Dataset and preprocessing
For this project, the dataset “Multimodal Brain Tumor Segmentation Challenge 2015” is used. This dataset contains 3D magnetic resonance imaging (MRI) scans from 276 patients with brain tumors. For each patient there are four different types of 3D scans, or modalities; Flair, T1, T1c, and T2. Each is treated as different channels, which one would normally do with the different colors in an RGB image. For each patient, there’s also a ground truth segmentation mask, that includes four different tumor tissue types.
For this project, a few 2D slices are used in the transverse plane around the location segmented, rather than using the full 3D scans. Instead of seeing the slices as 3D volume, they are stacked together as channels, effectively getting 4*N channels, where 4 comes from the number of modalities, and N from the number of slices used. By scaling down to 2.5D, a great deal of GPU memory can be saved, which allows for training with a larger batch size. An alternative approach would be to use 3D convolutions, as used by Kamnitsas et al, which may capture more structure in the z-dimension.

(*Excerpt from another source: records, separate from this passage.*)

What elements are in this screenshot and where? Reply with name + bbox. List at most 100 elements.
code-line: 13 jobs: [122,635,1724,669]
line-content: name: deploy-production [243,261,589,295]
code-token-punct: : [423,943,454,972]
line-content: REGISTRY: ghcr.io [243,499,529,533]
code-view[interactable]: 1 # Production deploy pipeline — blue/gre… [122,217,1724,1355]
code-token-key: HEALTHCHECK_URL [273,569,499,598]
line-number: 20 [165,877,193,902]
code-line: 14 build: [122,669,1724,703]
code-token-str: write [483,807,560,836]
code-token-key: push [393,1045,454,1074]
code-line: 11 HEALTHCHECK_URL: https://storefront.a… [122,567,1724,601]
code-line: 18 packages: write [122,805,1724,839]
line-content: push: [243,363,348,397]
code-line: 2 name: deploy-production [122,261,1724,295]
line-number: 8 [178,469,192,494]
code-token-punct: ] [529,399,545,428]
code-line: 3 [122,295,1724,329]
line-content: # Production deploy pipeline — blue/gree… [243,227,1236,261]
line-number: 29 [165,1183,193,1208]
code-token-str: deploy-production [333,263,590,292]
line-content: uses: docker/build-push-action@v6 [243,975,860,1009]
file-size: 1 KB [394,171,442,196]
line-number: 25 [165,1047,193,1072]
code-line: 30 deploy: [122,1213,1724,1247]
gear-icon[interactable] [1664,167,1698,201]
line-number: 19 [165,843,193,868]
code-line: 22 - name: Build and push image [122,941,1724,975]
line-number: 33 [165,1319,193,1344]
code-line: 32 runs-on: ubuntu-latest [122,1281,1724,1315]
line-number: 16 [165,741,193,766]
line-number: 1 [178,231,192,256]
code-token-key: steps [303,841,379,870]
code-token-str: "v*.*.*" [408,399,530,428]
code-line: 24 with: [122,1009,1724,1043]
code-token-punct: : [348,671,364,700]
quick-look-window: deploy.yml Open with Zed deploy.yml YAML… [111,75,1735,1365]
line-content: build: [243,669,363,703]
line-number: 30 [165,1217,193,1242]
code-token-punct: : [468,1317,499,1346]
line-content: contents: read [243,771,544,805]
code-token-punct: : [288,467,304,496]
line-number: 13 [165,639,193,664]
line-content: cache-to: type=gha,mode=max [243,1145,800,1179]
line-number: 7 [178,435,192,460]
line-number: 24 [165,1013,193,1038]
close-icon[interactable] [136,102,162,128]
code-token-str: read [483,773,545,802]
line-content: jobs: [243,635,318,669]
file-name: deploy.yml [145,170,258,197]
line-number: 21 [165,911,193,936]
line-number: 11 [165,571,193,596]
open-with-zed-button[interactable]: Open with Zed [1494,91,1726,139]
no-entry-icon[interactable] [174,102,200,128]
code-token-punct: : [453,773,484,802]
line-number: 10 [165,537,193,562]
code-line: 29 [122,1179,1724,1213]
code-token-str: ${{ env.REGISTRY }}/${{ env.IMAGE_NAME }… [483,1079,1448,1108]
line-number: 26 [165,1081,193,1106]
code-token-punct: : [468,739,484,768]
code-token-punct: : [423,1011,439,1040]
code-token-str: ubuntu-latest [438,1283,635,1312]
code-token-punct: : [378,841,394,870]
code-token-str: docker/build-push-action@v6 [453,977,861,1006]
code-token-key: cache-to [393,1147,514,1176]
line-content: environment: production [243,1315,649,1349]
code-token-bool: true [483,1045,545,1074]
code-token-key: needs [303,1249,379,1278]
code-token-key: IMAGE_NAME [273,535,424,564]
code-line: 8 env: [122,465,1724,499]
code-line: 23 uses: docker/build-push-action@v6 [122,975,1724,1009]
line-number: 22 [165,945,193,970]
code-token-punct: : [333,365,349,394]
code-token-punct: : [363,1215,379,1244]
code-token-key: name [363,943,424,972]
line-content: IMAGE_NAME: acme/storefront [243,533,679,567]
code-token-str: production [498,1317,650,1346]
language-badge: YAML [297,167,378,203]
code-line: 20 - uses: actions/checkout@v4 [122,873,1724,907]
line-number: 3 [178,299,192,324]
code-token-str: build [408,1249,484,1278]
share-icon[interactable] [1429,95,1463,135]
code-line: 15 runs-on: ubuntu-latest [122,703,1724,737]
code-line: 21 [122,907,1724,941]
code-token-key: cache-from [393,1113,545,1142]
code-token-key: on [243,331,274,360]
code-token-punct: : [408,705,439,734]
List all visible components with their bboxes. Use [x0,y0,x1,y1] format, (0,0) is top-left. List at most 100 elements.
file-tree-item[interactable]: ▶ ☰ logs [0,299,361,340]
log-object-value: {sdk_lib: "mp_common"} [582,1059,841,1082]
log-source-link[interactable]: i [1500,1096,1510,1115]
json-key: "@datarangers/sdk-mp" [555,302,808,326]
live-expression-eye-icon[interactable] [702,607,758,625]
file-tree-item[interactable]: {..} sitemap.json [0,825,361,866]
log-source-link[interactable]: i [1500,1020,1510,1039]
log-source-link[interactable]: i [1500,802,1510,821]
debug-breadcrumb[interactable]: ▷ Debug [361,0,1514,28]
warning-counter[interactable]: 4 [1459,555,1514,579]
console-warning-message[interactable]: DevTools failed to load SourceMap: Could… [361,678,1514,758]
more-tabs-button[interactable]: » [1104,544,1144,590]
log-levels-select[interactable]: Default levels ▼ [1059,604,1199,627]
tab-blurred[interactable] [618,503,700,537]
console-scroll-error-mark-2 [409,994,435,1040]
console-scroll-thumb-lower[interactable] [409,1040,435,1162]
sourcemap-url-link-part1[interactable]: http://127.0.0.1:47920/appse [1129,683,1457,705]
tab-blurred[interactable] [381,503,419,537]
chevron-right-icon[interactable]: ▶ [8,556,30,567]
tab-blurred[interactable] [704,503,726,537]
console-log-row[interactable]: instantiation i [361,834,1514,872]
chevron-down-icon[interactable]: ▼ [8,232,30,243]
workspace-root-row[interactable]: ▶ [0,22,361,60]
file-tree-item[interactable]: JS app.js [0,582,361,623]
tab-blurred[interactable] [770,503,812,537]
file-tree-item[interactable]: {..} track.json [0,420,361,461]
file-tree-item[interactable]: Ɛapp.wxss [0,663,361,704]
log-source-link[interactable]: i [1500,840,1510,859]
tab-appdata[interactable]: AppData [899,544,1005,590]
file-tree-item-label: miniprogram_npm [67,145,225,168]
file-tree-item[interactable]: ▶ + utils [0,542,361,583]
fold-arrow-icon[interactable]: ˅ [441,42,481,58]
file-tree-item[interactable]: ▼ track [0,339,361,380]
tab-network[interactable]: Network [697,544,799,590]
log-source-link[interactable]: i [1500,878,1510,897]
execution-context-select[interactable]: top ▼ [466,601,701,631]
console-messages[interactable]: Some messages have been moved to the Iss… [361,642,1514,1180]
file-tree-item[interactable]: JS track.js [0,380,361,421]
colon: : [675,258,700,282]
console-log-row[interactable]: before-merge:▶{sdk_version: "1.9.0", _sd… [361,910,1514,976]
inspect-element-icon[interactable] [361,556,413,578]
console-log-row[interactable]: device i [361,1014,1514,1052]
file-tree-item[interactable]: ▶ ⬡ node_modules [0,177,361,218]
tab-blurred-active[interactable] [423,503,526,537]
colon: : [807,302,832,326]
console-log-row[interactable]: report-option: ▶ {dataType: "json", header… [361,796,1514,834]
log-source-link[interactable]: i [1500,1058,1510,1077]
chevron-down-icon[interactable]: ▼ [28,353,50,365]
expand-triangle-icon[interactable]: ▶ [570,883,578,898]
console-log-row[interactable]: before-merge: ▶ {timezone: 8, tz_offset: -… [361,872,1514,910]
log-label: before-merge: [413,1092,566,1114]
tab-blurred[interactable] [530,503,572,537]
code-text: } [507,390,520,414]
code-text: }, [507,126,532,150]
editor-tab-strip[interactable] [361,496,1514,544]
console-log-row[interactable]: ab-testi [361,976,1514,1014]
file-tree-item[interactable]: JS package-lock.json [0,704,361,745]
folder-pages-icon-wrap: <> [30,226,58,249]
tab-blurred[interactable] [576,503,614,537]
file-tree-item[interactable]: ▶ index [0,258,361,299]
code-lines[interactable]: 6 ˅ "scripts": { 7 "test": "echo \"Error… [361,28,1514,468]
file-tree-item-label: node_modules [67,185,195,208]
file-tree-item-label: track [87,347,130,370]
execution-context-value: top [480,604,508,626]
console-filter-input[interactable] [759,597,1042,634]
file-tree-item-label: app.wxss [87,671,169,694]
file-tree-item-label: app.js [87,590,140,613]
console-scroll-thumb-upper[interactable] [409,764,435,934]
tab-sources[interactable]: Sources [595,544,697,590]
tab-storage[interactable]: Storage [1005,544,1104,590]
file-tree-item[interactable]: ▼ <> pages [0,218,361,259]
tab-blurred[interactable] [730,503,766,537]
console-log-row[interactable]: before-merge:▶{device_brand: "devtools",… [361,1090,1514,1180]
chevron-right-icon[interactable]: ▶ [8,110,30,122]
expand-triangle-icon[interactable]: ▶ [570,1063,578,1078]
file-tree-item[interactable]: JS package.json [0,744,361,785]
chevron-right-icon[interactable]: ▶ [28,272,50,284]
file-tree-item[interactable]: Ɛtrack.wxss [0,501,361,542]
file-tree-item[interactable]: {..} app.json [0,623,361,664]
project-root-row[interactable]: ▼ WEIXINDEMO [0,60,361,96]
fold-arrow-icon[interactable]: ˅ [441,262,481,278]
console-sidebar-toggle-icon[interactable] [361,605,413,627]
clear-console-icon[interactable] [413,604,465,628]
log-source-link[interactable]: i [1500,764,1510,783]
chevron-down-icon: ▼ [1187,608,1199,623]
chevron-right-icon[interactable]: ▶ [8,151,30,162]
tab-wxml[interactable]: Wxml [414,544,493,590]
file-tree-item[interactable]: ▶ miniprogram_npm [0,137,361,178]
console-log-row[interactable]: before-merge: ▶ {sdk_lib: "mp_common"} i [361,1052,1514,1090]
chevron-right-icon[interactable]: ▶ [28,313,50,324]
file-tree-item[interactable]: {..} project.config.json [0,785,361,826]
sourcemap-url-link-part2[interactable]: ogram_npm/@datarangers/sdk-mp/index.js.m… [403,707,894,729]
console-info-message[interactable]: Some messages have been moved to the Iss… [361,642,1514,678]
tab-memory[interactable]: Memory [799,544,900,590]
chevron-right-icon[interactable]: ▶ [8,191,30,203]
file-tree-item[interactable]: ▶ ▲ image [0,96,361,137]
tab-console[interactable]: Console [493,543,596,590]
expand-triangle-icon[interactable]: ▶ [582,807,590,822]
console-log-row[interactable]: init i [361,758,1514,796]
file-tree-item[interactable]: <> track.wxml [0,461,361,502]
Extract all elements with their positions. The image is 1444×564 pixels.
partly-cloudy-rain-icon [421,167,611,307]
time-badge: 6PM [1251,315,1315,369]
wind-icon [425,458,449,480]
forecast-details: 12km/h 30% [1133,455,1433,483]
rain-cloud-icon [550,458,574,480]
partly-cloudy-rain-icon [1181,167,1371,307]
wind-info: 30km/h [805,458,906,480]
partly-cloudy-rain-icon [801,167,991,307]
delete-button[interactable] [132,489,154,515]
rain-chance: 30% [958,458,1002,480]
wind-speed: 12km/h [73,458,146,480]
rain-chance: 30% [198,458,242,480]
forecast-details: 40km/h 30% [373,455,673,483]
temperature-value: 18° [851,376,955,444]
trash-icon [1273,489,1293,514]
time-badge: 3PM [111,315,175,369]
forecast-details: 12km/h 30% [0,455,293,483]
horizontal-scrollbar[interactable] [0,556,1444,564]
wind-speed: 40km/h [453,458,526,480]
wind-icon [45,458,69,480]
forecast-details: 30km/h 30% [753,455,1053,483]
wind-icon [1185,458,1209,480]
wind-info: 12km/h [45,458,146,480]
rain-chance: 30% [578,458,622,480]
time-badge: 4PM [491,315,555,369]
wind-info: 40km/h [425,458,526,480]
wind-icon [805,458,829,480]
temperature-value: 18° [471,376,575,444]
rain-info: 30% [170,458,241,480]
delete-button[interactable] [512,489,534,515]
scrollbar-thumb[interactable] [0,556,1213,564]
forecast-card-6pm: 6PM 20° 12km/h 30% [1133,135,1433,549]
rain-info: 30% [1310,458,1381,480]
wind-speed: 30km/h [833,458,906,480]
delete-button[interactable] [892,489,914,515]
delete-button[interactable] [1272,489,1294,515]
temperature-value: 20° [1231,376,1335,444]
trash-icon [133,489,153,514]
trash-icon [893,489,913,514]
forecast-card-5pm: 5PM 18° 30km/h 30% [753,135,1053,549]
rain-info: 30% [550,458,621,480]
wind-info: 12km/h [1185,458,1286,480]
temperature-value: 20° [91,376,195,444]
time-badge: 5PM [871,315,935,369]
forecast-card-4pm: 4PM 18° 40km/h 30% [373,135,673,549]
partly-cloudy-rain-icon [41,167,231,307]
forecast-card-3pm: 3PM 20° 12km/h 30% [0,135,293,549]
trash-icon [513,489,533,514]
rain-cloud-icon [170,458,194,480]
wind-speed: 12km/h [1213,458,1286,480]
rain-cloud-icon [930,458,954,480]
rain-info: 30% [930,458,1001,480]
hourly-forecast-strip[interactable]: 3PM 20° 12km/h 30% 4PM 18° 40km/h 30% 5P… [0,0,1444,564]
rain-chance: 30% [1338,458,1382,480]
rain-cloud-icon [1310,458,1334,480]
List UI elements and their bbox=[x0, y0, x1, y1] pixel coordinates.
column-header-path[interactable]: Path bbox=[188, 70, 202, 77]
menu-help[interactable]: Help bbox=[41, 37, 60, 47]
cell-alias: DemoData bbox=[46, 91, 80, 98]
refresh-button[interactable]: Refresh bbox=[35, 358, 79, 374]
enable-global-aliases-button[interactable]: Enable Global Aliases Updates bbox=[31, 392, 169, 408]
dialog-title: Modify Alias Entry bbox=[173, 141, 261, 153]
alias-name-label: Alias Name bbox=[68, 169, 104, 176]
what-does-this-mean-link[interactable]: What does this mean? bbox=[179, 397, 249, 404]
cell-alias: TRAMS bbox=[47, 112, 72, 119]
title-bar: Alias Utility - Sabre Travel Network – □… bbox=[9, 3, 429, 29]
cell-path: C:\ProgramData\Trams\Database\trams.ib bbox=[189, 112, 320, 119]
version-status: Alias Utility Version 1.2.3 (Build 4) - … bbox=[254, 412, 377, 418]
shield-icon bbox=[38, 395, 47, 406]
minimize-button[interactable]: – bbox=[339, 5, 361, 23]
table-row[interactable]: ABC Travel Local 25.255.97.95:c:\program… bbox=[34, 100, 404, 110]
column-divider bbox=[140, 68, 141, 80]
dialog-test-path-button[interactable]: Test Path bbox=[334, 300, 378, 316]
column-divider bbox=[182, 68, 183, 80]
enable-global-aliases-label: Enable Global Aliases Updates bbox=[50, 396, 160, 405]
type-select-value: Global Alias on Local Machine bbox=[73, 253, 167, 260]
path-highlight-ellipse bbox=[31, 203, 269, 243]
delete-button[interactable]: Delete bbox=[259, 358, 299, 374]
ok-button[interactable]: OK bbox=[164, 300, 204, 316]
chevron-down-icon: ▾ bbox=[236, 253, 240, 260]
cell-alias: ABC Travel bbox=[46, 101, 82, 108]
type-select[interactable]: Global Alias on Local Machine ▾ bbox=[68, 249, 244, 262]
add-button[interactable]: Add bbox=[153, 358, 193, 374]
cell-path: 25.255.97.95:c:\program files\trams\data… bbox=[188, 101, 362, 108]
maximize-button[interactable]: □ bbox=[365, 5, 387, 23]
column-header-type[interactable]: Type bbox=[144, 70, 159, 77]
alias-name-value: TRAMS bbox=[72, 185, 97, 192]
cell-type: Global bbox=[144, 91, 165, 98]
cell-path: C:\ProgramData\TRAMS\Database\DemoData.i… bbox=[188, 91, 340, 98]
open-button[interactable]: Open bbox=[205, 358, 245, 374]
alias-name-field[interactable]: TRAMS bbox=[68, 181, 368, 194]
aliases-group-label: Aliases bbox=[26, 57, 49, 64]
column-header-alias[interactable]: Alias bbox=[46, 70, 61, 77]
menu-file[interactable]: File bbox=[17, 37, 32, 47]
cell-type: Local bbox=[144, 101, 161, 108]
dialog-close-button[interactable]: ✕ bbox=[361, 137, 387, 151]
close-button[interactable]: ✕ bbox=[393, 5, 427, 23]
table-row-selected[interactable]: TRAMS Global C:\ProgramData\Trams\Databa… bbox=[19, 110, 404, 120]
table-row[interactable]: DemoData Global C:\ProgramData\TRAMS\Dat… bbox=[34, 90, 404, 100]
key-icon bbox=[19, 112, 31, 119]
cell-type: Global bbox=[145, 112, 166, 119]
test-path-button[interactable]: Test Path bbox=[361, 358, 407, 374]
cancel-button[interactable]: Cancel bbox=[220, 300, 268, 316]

For preprocessing, bias field correction and histogram equalization are done for each volume. Bias field signal is a low-frequency artifact that tends to be present in MRI images due to imperfections in the coils used in the MRI scans, or interference between scan slices, among other things. The N4 Bias Field Correction algorithm is used for handling this. Another characteristic of MRI images is that there is no fixed scale for intensity; scanning the same patient in different machines will give different absolute values, even though the semantic information is the same. To mitigate this, a histogram equalization is performed.
During training, data augmentation is performed; rotation between -10 and 10 degrees, zoom between 90 and 110%, shearing up to 5 degrees, and horizontal flips. In the U-Net paper, elastic deformation is also used, which probably could benefit this case as well.